One band who should never lose adoration for their formula though, are this evening’s headliners, because what makes them sparkle at every turn is their stunning knack for an earworming hook. Blistering opener ‘Waste Of Paint’ prompts “electric, honey”s to ricochet around the room, before ‘Higher Than The Sun”s twangy 12-string riff is echoed by the baying mass in full and throaty yelp. Naturally, the melodies are unshakeable, especially consumed amongst company that oozes such buoyant positivity. It’s something singer Harry Koisser even nods to by confirming the attendance as “four layers of legends” before a gloriously executed ‘Float Forever’ subtly sprinkles it’s magic. Then, ‘Wraith’ provokes even more movement, not least from Koisser, who’s the perfect mix of Brett Anderson and Marc Bolan throughout, twisting inside a skin tight shirt that’s so nipple-revealing it looks as though it was pinched from a size 6 French mime.

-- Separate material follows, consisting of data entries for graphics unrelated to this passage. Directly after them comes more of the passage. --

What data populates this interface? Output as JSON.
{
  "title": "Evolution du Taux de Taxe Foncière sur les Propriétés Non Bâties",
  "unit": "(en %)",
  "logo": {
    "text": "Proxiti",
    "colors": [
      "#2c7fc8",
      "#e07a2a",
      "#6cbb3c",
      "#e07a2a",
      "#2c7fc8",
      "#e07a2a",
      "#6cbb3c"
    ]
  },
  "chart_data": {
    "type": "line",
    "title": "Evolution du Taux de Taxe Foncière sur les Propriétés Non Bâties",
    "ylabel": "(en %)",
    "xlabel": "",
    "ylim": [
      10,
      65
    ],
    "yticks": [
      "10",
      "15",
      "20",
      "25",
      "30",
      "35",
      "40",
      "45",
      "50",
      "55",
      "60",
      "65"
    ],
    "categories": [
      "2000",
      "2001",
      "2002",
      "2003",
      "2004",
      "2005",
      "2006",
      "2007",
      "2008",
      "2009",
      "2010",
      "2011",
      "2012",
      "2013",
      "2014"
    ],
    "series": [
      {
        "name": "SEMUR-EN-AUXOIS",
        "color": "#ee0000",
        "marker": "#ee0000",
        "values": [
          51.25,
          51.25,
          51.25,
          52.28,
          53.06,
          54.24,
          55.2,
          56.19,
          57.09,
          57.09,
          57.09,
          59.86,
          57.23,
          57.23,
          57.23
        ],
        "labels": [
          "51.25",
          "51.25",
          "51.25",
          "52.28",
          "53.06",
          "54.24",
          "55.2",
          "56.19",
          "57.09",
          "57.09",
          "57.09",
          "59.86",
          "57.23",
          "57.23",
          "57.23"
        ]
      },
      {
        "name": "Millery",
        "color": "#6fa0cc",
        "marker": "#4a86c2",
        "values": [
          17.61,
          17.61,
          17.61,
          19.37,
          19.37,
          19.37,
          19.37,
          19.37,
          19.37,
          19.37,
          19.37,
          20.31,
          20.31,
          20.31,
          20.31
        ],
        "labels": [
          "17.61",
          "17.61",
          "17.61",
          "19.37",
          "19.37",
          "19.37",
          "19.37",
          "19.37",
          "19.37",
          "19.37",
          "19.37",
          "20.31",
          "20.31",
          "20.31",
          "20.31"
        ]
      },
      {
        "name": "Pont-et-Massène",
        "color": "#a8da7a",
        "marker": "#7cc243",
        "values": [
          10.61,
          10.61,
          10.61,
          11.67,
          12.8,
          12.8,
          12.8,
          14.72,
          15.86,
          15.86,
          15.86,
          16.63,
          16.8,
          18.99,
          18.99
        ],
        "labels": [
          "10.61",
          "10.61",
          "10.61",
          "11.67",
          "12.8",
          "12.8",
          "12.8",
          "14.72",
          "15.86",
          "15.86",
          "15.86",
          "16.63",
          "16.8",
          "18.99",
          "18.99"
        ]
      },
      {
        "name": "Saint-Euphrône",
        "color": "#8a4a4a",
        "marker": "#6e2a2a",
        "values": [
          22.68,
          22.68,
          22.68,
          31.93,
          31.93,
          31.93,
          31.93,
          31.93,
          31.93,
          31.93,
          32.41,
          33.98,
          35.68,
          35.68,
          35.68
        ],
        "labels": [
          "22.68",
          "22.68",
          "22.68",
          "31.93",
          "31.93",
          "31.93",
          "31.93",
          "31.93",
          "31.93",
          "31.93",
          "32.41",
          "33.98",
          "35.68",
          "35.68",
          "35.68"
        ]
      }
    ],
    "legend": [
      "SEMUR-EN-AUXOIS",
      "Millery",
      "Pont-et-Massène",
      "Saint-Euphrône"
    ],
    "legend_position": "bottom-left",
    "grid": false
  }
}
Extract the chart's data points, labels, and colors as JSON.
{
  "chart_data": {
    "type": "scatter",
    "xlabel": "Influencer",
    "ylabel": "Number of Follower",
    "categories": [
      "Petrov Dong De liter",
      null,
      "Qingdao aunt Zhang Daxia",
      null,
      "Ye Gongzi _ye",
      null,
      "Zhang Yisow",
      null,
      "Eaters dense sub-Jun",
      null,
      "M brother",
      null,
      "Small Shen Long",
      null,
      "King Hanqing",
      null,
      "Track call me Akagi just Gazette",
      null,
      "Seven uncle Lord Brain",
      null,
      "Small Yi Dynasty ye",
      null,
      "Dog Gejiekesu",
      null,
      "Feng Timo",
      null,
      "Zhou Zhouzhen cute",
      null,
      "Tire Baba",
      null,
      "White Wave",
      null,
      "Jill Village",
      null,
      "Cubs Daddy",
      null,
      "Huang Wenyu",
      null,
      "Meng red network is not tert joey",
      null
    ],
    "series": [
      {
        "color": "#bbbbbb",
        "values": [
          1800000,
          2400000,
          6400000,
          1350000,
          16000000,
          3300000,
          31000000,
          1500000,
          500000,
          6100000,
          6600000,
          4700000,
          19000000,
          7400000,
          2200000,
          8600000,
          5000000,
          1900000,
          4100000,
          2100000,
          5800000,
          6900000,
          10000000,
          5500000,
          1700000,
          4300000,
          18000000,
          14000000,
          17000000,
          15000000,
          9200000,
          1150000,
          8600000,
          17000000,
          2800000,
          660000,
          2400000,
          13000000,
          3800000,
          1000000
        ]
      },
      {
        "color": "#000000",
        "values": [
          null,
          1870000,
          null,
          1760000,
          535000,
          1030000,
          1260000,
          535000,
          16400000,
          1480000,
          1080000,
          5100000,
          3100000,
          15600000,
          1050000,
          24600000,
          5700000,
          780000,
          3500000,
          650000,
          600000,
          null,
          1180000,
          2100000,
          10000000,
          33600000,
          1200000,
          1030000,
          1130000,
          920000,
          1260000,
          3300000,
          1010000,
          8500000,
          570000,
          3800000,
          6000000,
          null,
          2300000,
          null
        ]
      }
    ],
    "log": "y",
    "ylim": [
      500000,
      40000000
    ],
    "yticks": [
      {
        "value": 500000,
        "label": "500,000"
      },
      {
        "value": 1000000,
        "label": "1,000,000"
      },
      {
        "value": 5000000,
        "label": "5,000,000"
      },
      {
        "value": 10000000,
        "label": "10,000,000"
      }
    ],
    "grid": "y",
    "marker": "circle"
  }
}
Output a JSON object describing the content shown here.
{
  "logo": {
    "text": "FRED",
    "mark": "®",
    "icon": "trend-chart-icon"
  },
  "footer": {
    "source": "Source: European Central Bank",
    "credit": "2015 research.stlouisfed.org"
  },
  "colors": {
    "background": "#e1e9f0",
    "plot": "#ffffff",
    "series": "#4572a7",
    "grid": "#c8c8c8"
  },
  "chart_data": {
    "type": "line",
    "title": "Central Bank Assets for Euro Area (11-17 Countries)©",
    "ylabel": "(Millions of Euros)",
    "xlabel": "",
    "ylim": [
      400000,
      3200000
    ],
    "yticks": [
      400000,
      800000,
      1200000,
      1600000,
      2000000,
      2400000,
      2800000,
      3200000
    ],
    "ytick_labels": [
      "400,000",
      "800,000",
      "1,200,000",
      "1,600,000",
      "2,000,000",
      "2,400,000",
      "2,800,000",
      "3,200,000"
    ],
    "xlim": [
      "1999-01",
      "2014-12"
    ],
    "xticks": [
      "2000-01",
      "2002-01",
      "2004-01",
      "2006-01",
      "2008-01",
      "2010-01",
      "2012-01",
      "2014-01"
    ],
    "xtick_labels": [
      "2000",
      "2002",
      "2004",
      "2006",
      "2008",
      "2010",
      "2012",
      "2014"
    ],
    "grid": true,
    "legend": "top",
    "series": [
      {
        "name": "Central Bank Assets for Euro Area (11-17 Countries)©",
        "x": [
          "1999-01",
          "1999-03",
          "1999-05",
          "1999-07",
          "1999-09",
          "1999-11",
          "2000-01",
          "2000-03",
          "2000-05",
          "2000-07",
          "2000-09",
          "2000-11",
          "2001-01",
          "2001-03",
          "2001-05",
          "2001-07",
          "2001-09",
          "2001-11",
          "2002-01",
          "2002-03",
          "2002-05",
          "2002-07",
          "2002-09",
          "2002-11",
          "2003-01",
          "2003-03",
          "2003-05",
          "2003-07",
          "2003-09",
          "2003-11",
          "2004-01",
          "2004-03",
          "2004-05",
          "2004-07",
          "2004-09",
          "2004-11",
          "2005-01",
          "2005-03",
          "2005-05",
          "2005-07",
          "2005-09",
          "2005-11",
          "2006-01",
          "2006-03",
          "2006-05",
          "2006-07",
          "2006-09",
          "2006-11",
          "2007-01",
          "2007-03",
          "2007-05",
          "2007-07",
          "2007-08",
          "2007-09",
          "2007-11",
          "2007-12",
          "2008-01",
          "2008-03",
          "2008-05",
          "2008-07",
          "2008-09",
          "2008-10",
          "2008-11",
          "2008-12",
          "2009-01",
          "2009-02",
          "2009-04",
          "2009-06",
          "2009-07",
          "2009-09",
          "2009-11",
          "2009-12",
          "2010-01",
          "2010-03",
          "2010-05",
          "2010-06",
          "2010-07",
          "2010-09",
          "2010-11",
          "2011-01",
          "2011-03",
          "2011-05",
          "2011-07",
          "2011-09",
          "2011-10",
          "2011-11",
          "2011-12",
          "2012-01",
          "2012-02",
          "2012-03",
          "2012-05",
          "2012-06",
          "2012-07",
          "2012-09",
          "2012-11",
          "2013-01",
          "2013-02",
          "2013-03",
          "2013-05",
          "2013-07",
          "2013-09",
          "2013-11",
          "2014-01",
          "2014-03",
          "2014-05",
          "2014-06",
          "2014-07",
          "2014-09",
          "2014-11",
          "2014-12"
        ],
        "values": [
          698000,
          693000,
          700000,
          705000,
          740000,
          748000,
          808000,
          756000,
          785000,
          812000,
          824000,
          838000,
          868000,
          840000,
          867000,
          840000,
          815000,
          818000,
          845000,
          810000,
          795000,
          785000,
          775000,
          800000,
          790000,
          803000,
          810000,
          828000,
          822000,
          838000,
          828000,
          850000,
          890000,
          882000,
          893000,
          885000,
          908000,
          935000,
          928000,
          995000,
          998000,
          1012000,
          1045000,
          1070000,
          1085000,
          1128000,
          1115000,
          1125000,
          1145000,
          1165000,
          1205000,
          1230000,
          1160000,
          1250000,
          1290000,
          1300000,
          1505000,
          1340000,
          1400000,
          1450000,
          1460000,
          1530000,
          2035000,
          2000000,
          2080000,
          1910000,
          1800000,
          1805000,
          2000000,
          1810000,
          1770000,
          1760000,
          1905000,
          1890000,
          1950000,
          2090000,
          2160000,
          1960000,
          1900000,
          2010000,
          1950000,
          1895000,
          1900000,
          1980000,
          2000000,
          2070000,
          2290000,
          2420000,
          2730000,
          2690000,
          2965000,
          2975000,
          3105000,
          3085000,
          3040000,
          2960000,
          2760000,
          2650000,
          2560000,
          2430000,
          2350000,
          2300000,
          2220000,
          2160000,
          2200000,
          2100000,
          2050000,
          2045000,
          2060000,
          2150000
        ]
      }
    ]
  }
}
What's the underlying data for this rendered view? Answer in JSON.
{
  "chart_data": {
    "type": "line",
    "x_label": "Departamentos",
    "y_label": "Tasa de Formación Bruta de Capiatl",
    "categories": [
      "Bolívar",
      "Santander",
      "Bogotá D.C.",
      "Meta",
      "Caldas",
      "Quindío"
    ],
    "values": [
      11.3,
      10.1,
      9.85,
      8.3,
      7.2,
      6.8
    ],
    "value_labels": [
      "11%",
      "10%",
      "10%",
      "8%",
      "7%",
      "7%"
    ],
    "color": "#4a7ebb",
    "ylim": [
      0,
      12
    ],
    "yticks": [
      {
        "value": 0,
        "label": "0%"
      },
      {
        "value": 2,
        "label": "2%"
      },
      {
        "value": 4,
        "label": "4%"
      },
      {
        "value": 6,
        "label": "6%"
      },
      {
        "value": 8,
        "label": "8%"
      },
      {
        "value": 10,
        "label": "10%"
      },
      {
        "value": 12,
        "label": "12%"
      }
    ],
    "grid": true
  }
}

Although, if it was missing one, the night’s majestic moment comes courtesy of their Foals-y Binary Finary cover, ‘1998 (Delicious)’, which sees a swarm of silver confetti spat from the ceiling at it’s, quite frankly, excellent climax. It’s sullied, very marginally, by a slightly routine, psych-tinged Wham Christmas cover, but that’s nothing that a swift dose of ‘Bloodshake’ can’t eradicate. With the titanic refrain pinging off every wall to utter jubilation, it seems that no other band currently wields such visible devotion.